Telling the compiler that only flag was read+written should be equivalent. Except if g doesn't get optimized away, GCC can hoist the load of g out of the loop, only storing incremented values. (It misses the optimization of sinking the store out of the loop. That would be legal; the "+m"(flag) operand tells the compiler that flag was read + written so could have any value now, but without a "memory" clobber, the compiler can assume the asm statement didn't read or write any other state of the C abstract machine from registers or memory.

Your statement with an "=m" (flag) output-only operand is different: it tells the compiler that the old value of flag was irrelevant, not an input.

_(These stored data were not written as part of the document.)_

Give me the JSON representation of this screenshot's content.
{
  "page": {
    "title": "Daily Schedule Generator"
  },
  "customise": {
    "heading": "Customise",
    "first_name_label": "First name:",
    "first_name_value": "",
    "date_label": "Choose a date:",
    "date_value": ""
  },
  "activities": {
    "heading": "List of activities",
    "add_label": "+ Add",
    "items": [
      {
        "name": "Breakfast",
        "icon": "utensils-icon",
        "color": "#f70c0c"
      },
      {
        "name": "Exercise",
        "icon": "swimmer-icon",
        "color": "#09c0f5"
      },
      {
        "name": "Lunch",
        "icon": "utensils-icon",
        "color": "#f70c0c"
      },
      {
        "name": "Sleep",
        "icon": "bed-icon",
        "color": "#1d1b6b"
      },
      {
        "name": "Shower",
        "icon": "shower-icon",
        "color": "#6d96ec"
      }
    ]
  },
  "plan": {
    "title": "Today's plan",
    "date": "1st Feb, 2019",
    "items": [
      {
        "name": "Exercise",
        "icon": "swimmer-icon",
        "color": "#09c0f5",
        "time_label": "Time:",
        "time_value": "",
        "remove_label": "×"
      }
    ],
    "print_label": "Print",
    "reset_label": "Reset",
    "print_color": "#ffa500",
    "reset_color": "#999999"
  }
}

So if it was unrolling the loop, any stores to flag before one of those asm statements would be a dead store.

(The asm statement is volatile so it does have to run it as many times as its reached in the abstract machine; it has to assume there might be side-effects like I/O to something that isn't a C variable. So the previous asm statements can't be removed as dead because of that, but only because of volatile.)